In 1958 Hans Peter Lunh (IBM Computer Scientist) defined Business Intelligence (BI) in it's simplest terms as "the ability to apprehend the interrelationships of presented facts in such a way as to guide action towards a desired goal."
Prior to the days of sophisticated computing, BI was still important but based around an entirely manual process and decision support tools were limited to a purely human process. It was often impossible to properly analyze the data thus meaning most decisions were based on instinct rather than fact or truth; all having a detrimental effect on the business.
The early 80's were a prominent age in the data collection and analysing era. With the introduction of spreadsheets like Lotus 123 and SuperCalc, then multidimensional spreadsheets in the form of a product called Compete, the first to come into the scene. It was the introduction of Online Analytical Processing (OLAP) that made the biggest impact in the BI arena, OLAP are in essence small data cubes (3 dimensional) obtained from a large data set (or even multiple data sets). The information generated in reporting with OLAP cubes is then downloaded to the PC for processing, analysis and potentially querying.

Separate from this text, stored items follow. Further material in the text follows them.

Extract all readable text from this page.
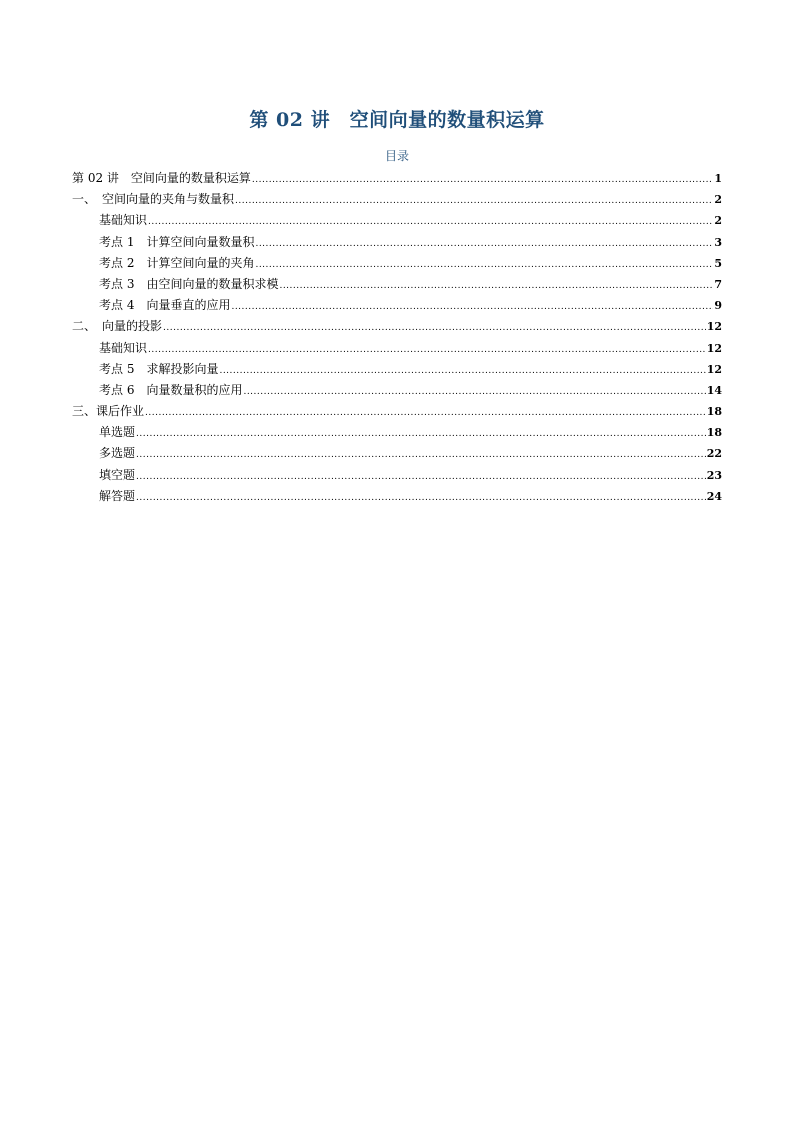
第 02 讲　空间向量的数量积运算
目录
第 02 讲　空间向量的数量积运算 .....	1
一、　空间向量的夹角与数量积 .....	2
基础知识 .....	2
考点 1　计算空间向量数量积 .....	3
考点 2　计算空间向量的夹角 .....	5
考点 3　由空间向量的数量积求模 .....	7
考点 4　向量垂直的应用 .....	9
二、　向量的投影 .....	12
基础知识 .....	12
考点 5　求解投影向量 .....	12
考点 6　向量数量积的应用 .....	14
三、课后作业 .....	18
单选题 .....	18
多选题 .....	22
填空题 .....	23
解答题 .....	24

In the current day we have a vast amount of data available, whether it be sales out, inventory, legislation, etc. Places to store the data are essential and in the larger forms data warehouses would be set up. With all this data being created and stored we then pose the question on how to access the data effectively as we now face the risk of too much information and not being able to access it in a costly or timely manor. With too much pressure put on the IT departments to generate reports that only meet some of the business needs for some of the people. This is where BI comes into play.